PART II: Managing the Productivity of Your Diesel Repair Shop.

Productivity ManagementPrinciples apply to productivity management like they do anything else you manage in your diesel repair shop. They apply to all levels of your business from the lowest level employees, to middle management, all the way up to the owner.

The 5 Principles of Productivity Management:

1.   Acquire the most productive resources. Resources include staff/labor, space/facilities, equipment, supplies, information, time, and money.

Technology investments can increase the productivity of many business functions. And with the advancements in mobile and cloud technologies, it seems to be the preferred method nowadays. But implementing new technology isn’t the only way to increase productivity.

The recruiting and promoting of employees with the best qualifications and right personalities for their positions; the utilization of office space, production space, and other facilities that are the optimal size and configuration for the tasks being performed within them; the machinery and tools that are right for the tasks they are being used for; and numerous other resources can have a dramatic impact on the productivity of your repair shop.

2.   Make the “highest and best” use of your resources through systems. As well as being the most cost-effective way to run a business, systems are also a primary means to increase productivity. When innovating your repair shop systems, be sure to include productivity measures to evaluate new systems and to track existing ones. Make sure your systems are being operated by employees with the proper qualifications, skills, and training.

Not everyone is fortunate enough to have unlimited resources in their business. If your resources are limited, then you must assign them to areas of the business where they’ll do the most good, in other words, assign them to systems where they’ll be the most productive.

3.   Optimize (rather than maximize) the productivity of your resources and systems. Common sense tells you that you should maximize a good thing, and most people would agree that productivity is a good thing? So why don’t you maximize productivity? Because there are situations when productivity gains can hamper quality and customer satisfaction. Because quality and customer satisfaction are also very important goals for your diesel repair shop, productivity must be kept in balance with them.

Another word for balance is “optimize.” You need to optimize productivity.

For instance, if your repair shop service advisor merely hands an estimate to a customer and moves on to servicing the next person in line, without explaining the estimate to the customer, they will feel uncertain about the necessity and scope of the repairs, and lose confidence in the professionalism of your repair shop. This will cause the customer to take their future business elsewhere. The service advisor will have high productivity, in terms of servicing many customers in a day, but your repair shop will go out of business, due to the lack of return customers. In this case, high productivity comes at the cost of not retaining customers. The solution to this is to find the balance point between productivity and customer retention.

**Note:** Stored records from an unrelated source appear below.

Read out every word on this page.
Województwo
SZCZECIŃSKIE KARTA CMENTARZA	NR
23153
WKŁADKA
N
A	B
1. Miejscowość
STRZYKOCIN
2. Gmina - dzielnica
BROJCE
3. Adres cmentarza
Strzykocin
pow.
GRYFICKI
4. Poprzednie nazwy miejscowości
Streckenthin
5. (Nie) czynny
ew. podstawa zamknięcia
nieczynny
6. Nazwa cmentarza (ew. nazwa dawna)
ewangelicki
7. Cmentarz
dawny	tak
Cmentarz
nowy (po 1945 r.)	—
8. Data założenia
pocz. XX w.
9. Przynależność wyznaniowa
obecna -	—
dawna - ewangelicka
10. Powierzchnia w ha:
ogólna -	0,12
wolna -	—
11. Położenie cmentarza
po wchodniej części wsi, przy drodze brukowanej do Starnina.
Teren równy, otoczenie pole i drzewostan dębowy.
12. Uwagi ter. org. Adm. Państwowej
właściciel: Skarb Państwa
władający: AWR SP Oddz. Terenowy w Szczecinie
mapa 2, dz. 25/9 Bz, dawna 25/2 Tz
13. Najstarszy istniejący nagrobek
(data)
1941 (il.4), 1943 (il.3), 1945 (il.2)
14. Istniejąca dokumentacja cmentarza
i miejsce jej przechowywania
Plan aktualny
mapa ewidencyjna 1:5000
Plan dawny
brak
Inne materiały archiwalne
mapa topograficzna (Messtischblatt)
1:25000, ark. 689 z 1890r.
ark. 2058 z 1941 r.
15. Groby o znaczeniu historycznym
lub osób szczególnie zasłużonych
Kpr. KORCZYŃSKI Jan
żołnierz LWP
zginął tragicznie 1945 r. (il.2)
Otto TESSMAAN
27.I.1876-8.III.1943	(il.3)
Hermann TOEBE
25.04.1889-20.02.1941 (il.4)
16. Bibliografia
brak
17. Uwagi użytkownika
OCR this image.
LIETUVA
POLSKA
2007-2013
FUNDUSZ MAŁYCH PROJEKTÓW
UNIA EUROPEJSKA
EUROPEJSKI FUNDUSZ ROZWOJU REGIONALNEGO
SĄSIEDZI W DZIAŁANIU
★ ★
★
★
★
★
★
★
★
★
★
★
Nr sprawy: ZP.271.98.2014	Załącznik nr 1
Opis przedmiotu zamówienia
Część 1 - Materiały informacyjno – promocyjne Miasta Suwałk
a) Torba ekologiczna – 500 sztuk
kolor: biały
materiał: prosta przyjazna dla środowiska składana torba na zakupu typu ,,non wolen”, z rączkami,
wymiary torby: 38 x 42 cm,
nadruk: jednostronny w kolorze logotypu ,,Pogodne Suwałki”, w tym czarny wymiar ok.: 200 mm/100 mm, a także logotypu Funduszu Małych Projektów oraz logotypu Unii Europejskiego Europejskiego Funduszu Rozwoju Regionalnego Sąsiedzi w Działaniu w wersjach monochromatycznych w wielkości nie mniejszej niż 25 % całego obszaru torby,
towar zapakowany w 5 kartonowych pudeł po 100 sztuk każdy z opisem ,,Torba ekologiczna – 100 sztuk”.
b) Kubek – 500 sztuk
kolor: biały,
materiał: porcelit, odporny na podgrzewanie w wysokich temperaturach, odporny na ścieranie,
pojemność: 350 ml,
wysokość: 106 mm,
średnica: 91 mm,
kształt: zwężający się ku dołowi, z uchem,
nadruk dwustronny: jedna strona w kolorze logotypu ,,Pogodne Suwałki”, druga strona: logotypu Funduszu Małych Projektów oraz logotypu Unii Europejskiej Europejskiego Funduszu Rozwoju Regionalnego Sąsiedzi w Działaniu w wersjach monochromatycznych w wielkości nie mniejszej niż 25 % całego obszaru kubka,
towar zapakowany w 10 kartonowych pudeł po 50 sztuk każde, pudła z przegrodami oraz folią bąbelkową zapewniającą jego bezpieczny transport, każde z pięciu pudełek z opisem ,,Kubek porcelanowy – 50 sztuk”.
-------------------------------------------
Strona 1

4.   Quantify and monitor key productivity indicators for every system, business unit, and important resource. Productivity is one of the best indicators of performance, and is almost always quantifiable. It’s a key indicator to add to your system, business, and strategic indicators.

You most likely already have key performance indicators for your repair shop. It’s a good idea, however, for you and your managers to review their quantification and add productivity measures, if they are not already covered.

And, of course, quantification isn’t a one-time thing. You need to track and evaluate productivity over time, just as you would any other quantification, so you can monitor the pulse of your repair shop. Downward trends of productivity indicators are early warning signs that you are having problems, and helpful in discovering the cause of those problems. Before and after measures of productivity indicate if a system innovation is helping or hindering the system. The key strategic indicators of productivity help you measure your progress toward your strategic objectives.

5.   Use strategic systemization as the tool for managing productivity at all levels of your repair shop. If you are using systems to run your repair shop, then you already have productivity improvement processes in place, because most of your management systems have productivity improvement as an objective. Productivity doesn’t mean adding systems. It means making your existing systems as productive as they can be – getting the best possible results (outputs) for the resources (inputs) you use to get those results.

Now, all you need to do is to design and manage your systems with productivity in mind. To do that, you’ll need to add productivity measures to the key indicators for each system, and each employee and management positions, and monitor them through your existing management information, financial control, quantification, and employee evaluation systems.

Your existing systems will operate much as they do now, but with additional focus and emphasis on productivity. This will automatically establish higher priorities for the improvement of low-productivity systems, and result in allocation of more resources to productivity improvement. The result will be a rapid improvement in productivity at all levels, not to mention an upward trend in the market value of your repair shop. The more productive your resources, systems, organizational units, and your entire business are, the more value you build into your products and services, and the more value you build into the repair shop itself.